Court officials said in a press conference on Thursday that the Shanghai No. 2 Intermediate People’s Court handled a whopping 521 cases involving trademark infringement from 2002 to 2013, the Global Times reports.
About 32 percent of the cases involved trademarks registered in Hong Kong, Macao, Taiwan and foreign countries, including those for Louis Vuitton, Gucci, Coach and Nike, said Li Guoquan, a deputy chief of Shanghai No.2 Intermediate People’s Court.
Generally, the disputes are over whether one trademark resembles another more established trademark, Li said. The verdict usually hinges on how distinctive and prevalent the trademark is.

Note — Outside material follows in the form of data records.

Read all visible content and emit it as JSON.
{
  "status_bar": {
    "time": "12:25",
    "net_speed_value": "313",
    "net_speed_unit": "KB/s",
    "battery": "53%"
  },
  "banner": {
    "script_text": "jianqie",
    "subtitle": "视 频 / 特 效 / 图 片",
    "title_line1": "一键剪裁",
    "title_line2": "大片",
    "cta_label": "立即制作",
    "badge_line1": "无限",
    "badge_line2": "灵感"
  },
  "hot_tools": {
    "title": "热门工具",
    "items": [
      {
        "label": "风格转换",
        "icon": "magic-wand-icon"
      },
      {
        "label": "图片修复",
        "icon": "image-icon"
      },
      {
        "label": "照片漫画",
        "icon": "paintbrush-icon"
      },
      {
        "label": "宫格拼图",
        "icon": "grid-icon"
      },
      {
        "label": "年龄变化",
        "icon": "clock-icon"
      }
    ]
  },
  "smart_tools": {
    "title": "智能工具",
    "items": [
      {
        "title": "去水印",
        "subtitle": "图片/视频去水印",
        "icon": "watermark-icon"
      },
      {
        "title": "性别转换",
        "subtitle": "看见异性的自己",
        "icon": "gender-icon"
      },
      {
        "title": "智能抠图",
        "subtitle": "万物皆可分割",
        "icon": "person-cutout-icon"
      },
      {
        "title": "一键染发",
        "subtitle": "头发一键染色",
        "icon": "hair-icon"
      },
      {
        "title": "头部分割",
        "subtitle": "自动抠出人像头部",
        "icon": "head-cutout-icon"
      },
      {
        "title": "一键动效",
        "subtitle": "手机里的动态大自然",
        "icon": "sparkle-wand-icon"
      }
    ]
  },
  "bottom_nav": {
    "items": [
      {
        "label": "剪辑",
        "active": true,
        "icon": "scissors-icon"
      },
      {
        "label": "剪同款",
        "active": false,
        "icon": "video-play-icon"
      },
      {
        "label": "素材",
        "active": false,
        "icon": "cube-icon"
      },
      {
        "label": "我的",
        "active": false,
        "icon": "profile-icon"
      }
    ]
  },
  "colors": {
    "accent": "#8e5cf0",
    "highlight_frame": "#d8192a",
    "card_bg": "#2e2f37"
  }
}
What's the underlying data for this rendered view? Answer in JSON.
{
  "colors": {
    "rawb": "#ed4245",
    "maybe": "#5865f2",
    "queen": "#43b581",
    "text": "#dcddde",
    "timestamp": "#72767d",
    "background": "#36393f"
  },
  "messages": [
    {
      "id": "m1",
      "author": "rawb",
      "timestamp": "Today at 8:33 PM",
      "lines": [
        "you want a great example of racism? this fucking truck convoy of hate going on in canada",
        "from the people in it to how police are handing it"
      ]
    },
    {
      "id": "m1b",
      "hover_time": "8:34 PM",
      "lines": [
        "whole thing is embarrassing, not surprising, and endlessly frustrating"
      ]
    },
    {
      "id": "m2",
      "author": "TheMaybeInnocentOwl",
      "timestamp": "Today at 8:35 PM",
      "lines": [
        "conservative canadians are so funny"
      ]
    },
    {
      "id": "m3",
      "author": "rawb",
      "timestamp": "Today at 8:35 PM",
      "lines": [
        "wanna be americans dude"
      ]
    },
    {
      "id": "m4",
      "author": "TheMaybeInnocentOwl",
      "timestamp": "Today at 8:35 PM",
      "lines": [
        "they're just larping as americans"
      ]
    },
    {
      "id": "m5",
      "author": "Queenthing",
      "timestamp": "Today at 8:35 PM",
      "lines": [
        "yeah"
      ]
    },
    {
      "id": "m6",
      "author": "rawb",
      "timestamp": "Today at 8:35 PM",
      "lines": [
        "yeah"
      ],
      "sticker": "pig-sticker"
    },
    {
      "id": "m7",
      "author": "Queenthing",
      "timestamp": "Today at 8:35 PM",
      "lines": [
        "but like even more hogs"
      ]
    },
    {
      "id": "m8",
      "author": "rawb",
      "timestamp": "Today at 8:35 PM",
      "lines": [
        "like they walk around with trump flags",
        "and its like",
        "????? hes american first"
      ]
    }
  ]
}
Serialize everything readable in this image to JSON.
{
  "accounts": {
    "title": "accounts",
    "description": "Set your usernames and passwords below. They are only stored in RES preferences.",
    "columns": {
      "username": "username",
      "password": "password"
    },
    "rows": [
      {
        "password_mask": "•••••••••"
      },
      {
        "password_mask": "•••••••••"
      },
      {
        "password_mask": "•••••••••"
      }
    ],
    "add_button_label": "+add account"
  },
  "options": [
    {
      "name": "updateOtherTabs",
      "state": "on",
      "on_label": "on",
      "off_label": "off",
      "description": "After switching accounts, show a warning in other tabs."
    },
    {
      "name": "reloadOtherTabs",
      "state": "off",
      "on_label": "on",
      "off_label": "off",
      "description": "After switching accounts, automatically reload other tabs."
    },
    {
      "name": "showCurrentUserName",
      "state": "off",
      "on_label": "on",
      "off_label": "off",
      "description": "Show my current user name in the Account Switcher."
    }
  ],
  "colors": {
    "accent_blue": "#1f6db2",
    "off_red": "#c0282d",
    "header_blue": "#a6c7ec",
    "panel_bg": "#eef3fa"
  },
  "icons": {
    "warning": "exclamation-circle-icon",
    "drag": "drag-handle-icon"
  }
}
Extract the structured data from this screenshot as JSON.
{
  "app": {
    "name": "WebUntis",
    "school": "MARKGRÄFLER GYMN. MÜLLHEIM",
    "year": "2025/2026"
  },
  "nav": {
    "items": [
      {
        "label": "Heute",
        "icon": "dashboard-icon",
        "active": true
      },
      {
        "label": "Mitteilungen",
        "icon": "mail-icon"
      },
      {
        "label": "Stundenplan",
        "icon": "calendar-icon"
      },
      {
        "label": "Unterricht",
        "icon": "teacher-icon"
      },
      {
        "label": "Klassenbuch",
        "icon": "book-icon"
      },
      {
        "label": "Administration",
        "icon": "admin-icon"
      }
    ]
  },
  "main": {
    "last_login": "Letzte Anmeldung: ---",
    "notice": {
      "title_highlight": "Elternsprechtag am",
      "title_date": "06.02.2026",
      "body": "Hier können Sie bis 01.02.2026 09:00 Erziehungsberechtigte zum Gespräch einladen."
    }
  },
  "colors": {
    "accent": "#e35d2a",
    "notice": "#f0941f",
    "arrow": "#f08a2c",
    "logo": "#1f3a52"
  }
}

In one case, the court dismissed Shanghai Wuyuan Sports Goods Co Ltd’s lawsuit against an athletic shoe maker that had printed the company’s trademark on its shoes.
The court decided that the trademark of Wuyuan Sports Goods was not distinct because it was just a Chinese character. Furthermore, the plaintiff did not provide enough evidence to prove that its trademark was well-known.
Well-known trademarks receive greater protection under China’s Trademark Law and litigants required the court to rule in 24 cases whether the involved brand was famous enough.
In 80 percent of the cases, the court gave plaintiffs lass than 200,000 yuan because they weren’t able to prove that they suffered financial losses from the violations.
In November, Shanghai’s commerce authority seized more than 12,000 counterfeit-brand products in a series of raids on fake markets and factories in the city, including 400 scarves with knockoff Burberry labels, over 5,700 fake Disney, Chanel, Ugg and Longchamp brand products and some 1,200 mobile phone accessories.
Some the more strange knockoff products snatched across the country these past months have included a shipment of counterfeit FIFA World Cups, over 5,000 “fake oranges” and a shitload ofluxury diapers.